All’apertura erano presenti, tra gli altri, il presidente della Regione Toscana Eugenio Giani, il vicepresidente del Consiglio regionale Antonio Mazzeo e la direttrice generale dell’Asl Toscana nord ovest Maria Letizia Casani.
L’opera, ha spiegato Giani ai microfoni di Punto Radio Cascina Notizie durante un’intervista realizzata da Carlo Palotti, rappresenta uno degli elementi centrali della riorganizzazione dell’assistenza sul territorio. “Le Case della Comunità – ha detto – sviluppano il modello delle Case della Salute già sperimentato in Toscana. Qui i cittadini possono trovare medici di famiglia, servizi infermieristici, prelievi e specialistica in un unico punto di riferimento”.

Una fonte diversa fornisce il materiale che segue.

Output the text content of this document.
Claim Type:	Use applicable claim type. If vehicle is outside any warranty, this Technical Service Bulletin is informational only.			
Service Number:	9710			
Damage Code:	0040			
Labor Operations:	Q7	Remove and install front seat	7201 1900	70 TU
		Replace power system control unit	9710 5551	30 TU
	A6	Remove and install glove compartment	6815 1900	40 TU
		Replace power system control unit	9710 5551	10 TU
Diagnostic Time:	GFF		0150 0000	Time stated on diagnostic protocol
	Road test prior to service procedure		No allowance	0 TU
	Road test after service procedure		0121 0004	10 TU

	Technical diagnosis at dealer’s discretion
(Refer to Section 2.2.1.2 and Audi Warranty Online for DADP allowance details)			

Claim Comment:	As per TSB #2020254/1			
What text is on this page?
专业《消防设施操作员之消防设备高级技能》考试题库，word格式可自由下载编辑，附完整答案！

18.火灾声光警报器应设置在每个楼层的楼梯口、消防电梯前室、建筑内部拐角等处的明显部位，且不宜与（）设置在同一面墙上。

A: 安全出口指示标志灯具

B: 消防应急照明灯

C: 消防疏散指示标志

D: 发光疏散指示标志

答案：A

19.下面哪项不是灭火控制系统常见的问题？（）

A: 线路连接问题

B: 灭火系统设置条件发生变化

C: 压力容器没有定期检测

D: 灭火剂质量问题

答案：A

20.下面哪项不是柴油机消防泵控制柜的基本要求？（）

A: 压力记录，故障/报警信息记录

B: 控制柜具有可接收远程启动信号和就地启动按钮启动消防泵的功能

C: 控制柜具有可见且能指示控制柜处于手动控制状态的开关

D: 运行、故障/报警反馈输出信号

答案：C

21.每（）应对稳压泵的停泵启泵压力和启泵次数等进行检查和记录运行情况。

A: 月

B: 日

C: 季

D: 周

La struttura si estende su circa 2.400 metri quadrati e ha richiesto un investimento di circa 4 milioni e mezzo di euro. L’obiettivo è offrire un presidio sanitario intermedio tra il domicilio e l’ospedale, permettendo ai cittadini di accedere a numerosi servizi senza doversi spostare verso strutture ospedaliere come quella di Pontedera.
Secondo Antonio Mazzeo, la nuova sede rappresenta “un luogo di prossimità per i cittadini”, dove sarà possibile effettuare prelievi, prenotazioni tramite il punto unico di accesso e, progressivamente, visite specialistiche e servizi di intervento rapido per i casi meno urgenti.
La direttrice generale dell’Asl Toscana nord ovest Maria Letizia Casani ha sottolineato che la struttura rispetta gli standard della riforma dell’assistenza territoriale previsti dal decreto ministeriale 77, ma introduce anche alcune dotazioni aggiuntive. Tra queste strumenti diagnostici come ecografo, elettrocardiografo, holter pressorio e sistemi di analisi rapida del sangue. Le apparecchiature saranno integrate con una sala di telemedicina per consulenze e refertazioni a distanza con gli ospedali della rete.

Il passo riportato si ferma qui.